Readings for tomorrow: None

Personal God

Readings for today: Psalms 111-118

Christians believe in a personal God. Not a private god. Not a cosmic butler. Not a divine ATM machine. But a God who is personal, present, and who fulfills His promises. Today’s reading is a good one. In so many of the Psalms, God reveals His heart to us. He is a God who is with us. He is a God who is for us. He is a God who is at work in us. He will never leave our side. He will never let us go. He will never give up on us. 

“This God of Grace, this God of Love. He gave food to those who fear him, He remembered to keep his ancient promise…He paid the ransom for his people, He ordered his Covenant kept forever. He’s so personal and holy, worthy of our respect.” (Psalms‬ ‭111‬:‭4-5, 9‬ ‭MSG‬‬) God’s covenant with us in no way depends on us! What a glorious truth! It is completely and utterly dependent on the steadfast, faithful, fiercely loyal love of God!

“God is higher than anything and anyone, outshining everything you can see in the skies.
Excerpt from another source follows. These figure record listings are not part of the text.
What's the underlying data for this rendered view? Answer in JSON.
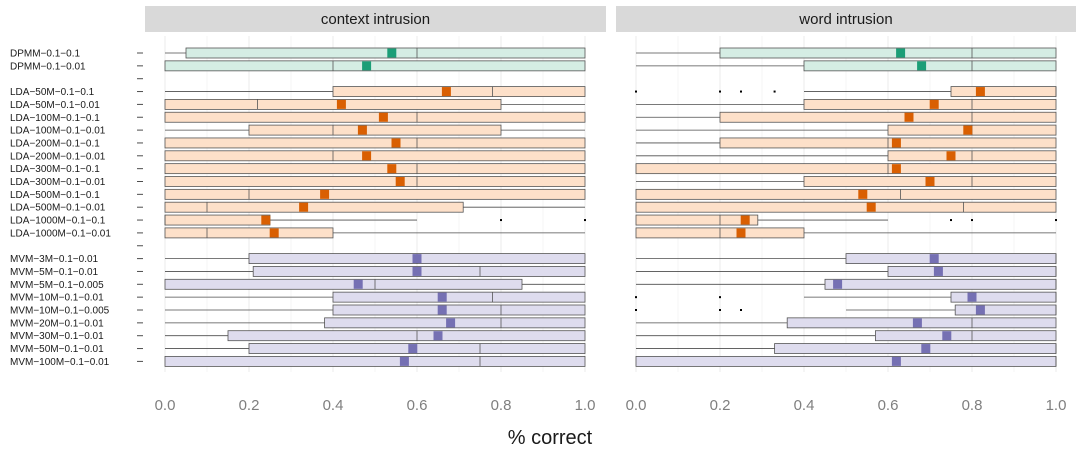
{
  "chart_data": {
    "type": "box",
    "xlabel": "% correct",
    "xlim": [
      0,
      1
    ],
    "xticks": [
      "0.0",
      "0.2",
      "0.4",
      "0.6",
      "0.8",
      "1.0"
    ],
    "panels": [
      "context intrusion",
      "word intrusion"
    ],
    "colors": {
      "DPMM": {
        "fill": "#d5ede4",
        "mean": "#1b9e77"
      },
      "LDA": {
        "fill": "#fde0c9",
        "mean": "#d95f02"
      },
      "MVM": {
        "fill": "#dedcee",
        "mean": "#7570b3"
      }
    },
    "categories": [
      "DPMM−0.1−0.1",
      "DPMM−0.1−0.01",
      "",
      "LDA−50M−0.1−0.1",
      "LDA−50M−0.1−0.01",
      "LDA−100M−0.1−0.1",
      "LDA−100M−0.1−0.01",
      "LDA−200M−0.1−0.1",
      "LDA−200M−0.1−0.01",
      "LDA−300M−0.1−0.1",
      "LDA−300M−0.1−0.01",
      "LDA−500M−0.1−0.1",
      "LDA−500M−0.1−0.01",
      "LDA−1000M−0.1−0.1",
      "LDA−1000M−0.1−0.01",
      "",
      "MVM−3M−0.1−0.01",
      "MVM−5M−0.1−0.01",
      "MVM−5M−0.1−0.005",
      "MVM−10M−0.1−0.01",
      "MVM−10M−0.1−0.005",
      "MVM−20M−0.1−0.01",
      "MVM−30M−0.1−0.01",
      "MVM−50M−0.1−0.01",
      "MVM−100M−0.1−0.01"
    ],
    "series": [
      {
        "name": "context intrusion",
        "boxes": [
          {
            "row": 0,
            "group": "DPMM",
            "min": 0,
            "q1": 0.05,
            "median": 0.6,
            "q3": 1,
            "max": 1,
            "mean": 0.54,
            "outliers": []
          },
          {
            "row": 1,
            "group": "DPMM",
            "min": 0,
            "q1": 0,
            "median": 0.4,
            "q3": 1,
            "max": 1,
            "mean": 0.48,
            "outliers": []
          },
          {
            "row": 3,
            "group": "LDA",
            "min": 0,
            "q1": 0.4,
            "median": 0.78,
            "q3": 1,
            "max": 1,
            "mean": 0.67,
            "outliers": []
          },
          {
            "row": 4,
            "group": "LDA",
            "min": 0,
            "q1": 0,
            "median": 0.22,
            "q3": 0.8,
            "max": 1,
            "mean": 0.42,
            "outliers": []
          },
          {
            "row": 5,
            "group": "LDA",
            "min": 0,
            "q1": 0,
            "median": 0.6,
            "q3": 1,
            "max": 1,
            "mean": 0.52,
            "outliers": []
          },
          {
            "row": 6,
            "group": "LDA",
            "min": 0,
            "q1": 0.2,
            "median": 0.4,
            "q3": 0.8,
            "max": 1,
            "mean": 0.47,
            "outliers": []
          },
          {
            "row": 7,
            "group": "LDA",
            "min": 0,
            "q1": 0,
            "median": 0.6,
            "q3": 1,
            "max": 1,
            "mean": 0.55,
            "outliers": []
          },
          {
            "row": 8,
            "group": "LDA",
            "min": 0,
            "q1": 0,
            "median": 0.4,
            "q3": 1,
            "max": 1,
            "mean": 0.48,
            "outliers": []
          },
          {
            "row": 9,
            "group": "LDA",
            "min": 0,
            "q1": 0,
            "median": 0.6,
            "q3": 1,
            "max": 1,
            "mean": 0.54,
            "outliers": []
          },
          {
            "row": 10,
            "group": "LDA",
            "min": 0,
            "q1": 0,
            "median": 0.6,
            "q3": 1,
            "max": 1,
            "mean": 0.56,
            "outliers": []
          },
          {
            "row": 11,
            "group": "LDA",
            "min": 0,
            "q1": 0,
            "median": 0.2,
            "q3": 1,
            "max": 1,
            "mean": 0.38,
            "outliers": []
          },
          {
            "row": 12,
            "group": "LDA",
            "min": 0,
            "q1": 0,
            "median": 0.1,
            "q3": 0.71,
            "max": 1,
            "mean": 0.33,
            "outliers": []
          },
          {
            "row": 13,
            "group": "LDA",
            "min": 0,
            "q1": 0,
            "median": 0,
            "q3": 0.25,
            "max": 0.6,
            "mean": 0.24,
            "outliers": [
              0.8,
              1
            ]
          },
          {
            "row": 14,
            "group": "LDA",
            "min": 0,
            "q1": 0,
            "median": 0.1,
            "q3": 0.4,
            "max": 1,
            "mean": 0.26,
            "outliers": []
          },
          {
            "row": 16,
            "group": "MVM",
            "min": 0,
            "q1": 0.2,
            "median": 0.6,
            "q3": 1,
            "max": 1,
            "mean": 0.6,
            "outliers": []
          },
          {
            "row": 17,
            "group": "MVM",
            "min": 0,
            "q1": 0.21,
            "median": 0.75,
            "q3": 1,
            "max": 1,
            "mean": 0.6,
            "outliers": []
          },
          {
            "row": 18,
            "group": "MVM",
            "min": 0,
            "q1": 0,
            "median": 0.5,
            "q3": 0.85,
            "max": 1,
            "mean": 0.46,
            "outliers": []
          },
          {
            "row": 19,
            "group": "MVM",
            "min": 0,
            "q1": 0.4,
            "median": 0.78,
            "q3": 1,
            "max": 1,
            "mean": 0.66,
            "outliers": []
          },
          {
            "row": 20,
            "group": "MVM",
            "min": 0,
            "q1": 0.4,
            "median": 0.8,
            "q3": 1,
            "max": 1,
            "mean": 0.66,
            "outliers": []
          },
          {
            "row": 21,
            "group": "MVM",
            "min": 0,
            "q1": 0.38,
            "median": 0.8,
            "q3": 1,
            "max": 1,
            "mean": 0.68,
            "outliers": []
          },
          {
            "row": 22,
            "group": "MVM",
            "min": 0,
            "q1": 0.15,
            "median": 0.6,
            "q3": 1,
            "max": 1,
            "mean": 0.65,
            "outliers": []
          },
          {
            "row": 23,
            "group": "MVM",
            "min": 0,
            "q1": 0.2,
            "median": 0.75,
            "q3": 1,
            "max": 1,
            "mean": 0.59,
            "outliers": []
          },
          {
            "row": 24,
            "group": "MVM",
            "min": 0,
            "q1": 0,
            "median": 0.75,
            "q3": 1,
            "max": 1,
            "mean": 0.57,
            "outliers": []
          }
        ]
      },
      {
        "name": "word intrusion",
        "boxes": [
          {
            "row": 0,
            "group": "DPMM",
            "min": 0,
            "q1": 0.2,
            "median": 0.8,
            "q3": 1,
            "max": 1,
            "mean": 0.63,
            "outliers": []
          },
          {
            "row": 1,
            "group": "DPMM",
            "min": 0,
            "q1": 0.4,
            "median": 0.8,
            "q3": 1,
            "max": 1,
            "mean": 0.68,
            "outliers": []
          },
          {
            "row": 3,
            "group": "LDA",
            "min": 0.4,
            "q1": 0.75,
            "median": 1,
            "q3": 1,
            "max": 1,
            "mean": 0.82,
            "outliers": [
              0,
              0.2,
              0.25,
              0.33
            ]
          },
          {
            "row": 4,
            "group": "LDA",
            "min": 0,
            "q1": 0.4,
            "median": 0.8,
            "q3": 1,
            "max": 1,
            "mean": 0.71,
            "outliers": []
          },
          {
            "row": 5,
            "group": "LDA",
            "min": 0,
            "q1": 0.2,
            "median": 0.8,
            "q3": 1,
            "max": 1,
            "mean": 0.65,
            "outliers": []
          },
          {
            "row": 6,
            "group": "LDA",
            "min": 0,
            "q1": 0.6,
            "median": 0.8,
            "q3": 1,
            "max": 1,
            "mean": 0.79,
            "outliers": []
          },
          {
            "row": 7,
            "group": "LDA",
            "min": 0,
            "q1": 0.2,
            "median": 0.6,
            "q3": 1,
            "max": 1,
            "mean": 0.62,
            "outliers": []
          },
          {
            "row": 8,
            "group": "LDA",
            "min": 0,
            "q1": 0.6,
            "median": 0.8,
            "q3": 1,
            "max": 1,
            "mean": 0.75,
            "outliers": []
          },
          {
            "row": 9,
            "group": "LDA",
            "min": 0,
            "q1": 0,
            "median": 0.6,
            "q3": 1,
            "max": 1,
            "mean": 0.62,
            "outliers": []
          },
          {
            "row": 10,
            "group": "LDA",
            "min": 0,
            "q1": 0.4,
            "median": 0.8,
            "q3": 1,
            "max": 1,
            "mean": 0.7,
            "outliers": []
          },
          {
            "row": 11,
            "group": "LDA",
            "min": 0,
            "q1": 0,
            "median": 0.63,
            "q3": 1,
            "max": 1,
            "mean": 0.54,
            "outliers": []
          },
          {
            "row": 12,
            "group": "LDA",
            "min": 0,
            "q1": 0,
            "median": 0.78,
            "q3": 1,
            "max": 1,
            "mean": 0.56,
            "outliers": []
          },
          {
            "row": 13,
            "group": "LDA",
            "min": 0,
            "q1": 0,
            "median": 0.2,
            "q3": 0.29,
            "max": 0.6,
            "mean": 0.26,
            "outliers": [
              0.75,
              0.8,
              1
            ]
          },
          {
            "row": 14,
            "group": "LDA",
            "min": 0,
            "q1": 0,
            "median": 0.2,
            "q3": 0.4,
            "max": 1,
            "mean": 0.25,
            "outliers": []
          },
          {
            "row": 16,
            "group": "MVM",
            "min": 0,
            "q1": 0.5,
            "median": 1,
            "q3": 1,
            "max": 1,
            "mean": 0.71,
            "outliers": []
          },
          {
            "row": 17,
            "group": "MVM",
            "min": 0,
            "q1": 0.6,
            "median": 1,
            "q3": 1,
            "max": 1,
            "mean": 0.72,
            "outliers": []
          },
          {
            "row": 18,
            "group": "MVM",
            "min": 0,
            "q1": 0.45,
            "median": 1,
            "q3": 1,
            "max": 1,
            "mean": 0.48,
            "outliers": []
          },
          {
            "row": 19,
            "group": "MVM",
            "min": 0.4,
            "q1": 0.75,
            "median": 1,
            "q3": 1,
            "max": 1,
            "mean": 0.8,
            "outliers": [
              0,
              0.2
            ]
          },
          {
            "row": 20,
            "group": "MVM",
            "min": 0.5,
            "q1": 0.76,
            "median": 1,
            "q3": 1,
            "max": 1,
            "mean": 0.82,
            "outliers": [
              0,
              0.2,
              0.25
            ]
          },
          {
            "row": 21,
            "group": "MVM",
            "min": 0,
            "q1": 0.36,
            "median": 0.8,
            "q3": 1,
            "max": 1,
            "mean": 0.67,
            "outliers": []
          },
          {
            "row": 22,
            "group": "MVM",
            "min": 0,
            "q1": 0.57,
            "median": 0.8,
            "q3": 1,
            "max": 1,
            "mean": 0.74,
            "outliers": []
          },
          {
            "row": 23,
            "group": "MVM",
            "min": 0,
            "q1": 0.33,
            "median": 1,
            "q3": 1,
            "max": 1,
            "mean": 0.69,
            "outliers": []
          },
          {
            "row": 24,
            "group": "MVM",
            "min": 0,
            "q1": 0,
            "median": 1,
            "q3": 1,
            "max": 1,
            "mean": 0.62,
            "outliers": []
          }
        ]
      }
    ]
  }
}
Who can compare with God, our God, so majestically enthroned, Surveying his magnificent heavens and earth? He picks up the poor from out of the dirt, rescues the forgotten who’ve been thrown out with the trash, Seats them among the honored guests, a place of honor among the brightest and best. He gives childless couples a family, gives them joy as the parents of children. Hallelujah!” (Psalms‬ ‭113‬:‭4‬-‭9‬ ‭MSG‬‬) The Lord is especially tender towards those in great need. The poor. The needy. The barren. The hurting. The struggling. The depressed. The anxious. The lonely. God sees you! God looks down on your broken condition and He is at work to raise you up! There is nothing hidden from God. No secret pain or heartache. No injustice. No unrighteousness. The Lord sees it all and He will set all things right!

“I love God because he listened to me, listened as I begged for mercy. He listened so intently as I laid out my case before him.” (Psalms‬ ‭116‬:‭1‬-‭2 MSG‬‬) God hears every cry. God sees every tear. God knows every anxious thought. God feels all our pain. And He inclines His ear towards us. He doesn’t force us to come to His level. Doesn’t require us to ascend the heavens to gain an audience with Him. He inclines. He descends. He listens closely. Intently. He gathers His beloved into His arms and leans in to make sure He hears every word. Every thought. Every prayer. 

By the time you get to Psalm 118, it’s like the Psalmist can’t help himself. The words tumble over each other. Promise after promise. Declaration after declaration. So much to praise God for! So much to thank God for! One of the best ways to read the Psalms is back to back to back and let the words wash over you. Let them fill you. Let them give you confidence today. Let them give you strength. 

The Lord is on my side. 

The Lord is my helper.  

The Lord is my strength.

The Lord is my song. 

The Lord is my salvation.

Claim these promises as your own today. Let them guide you through each and every challenge. Each and every crisis. Each and every circumstance of your life.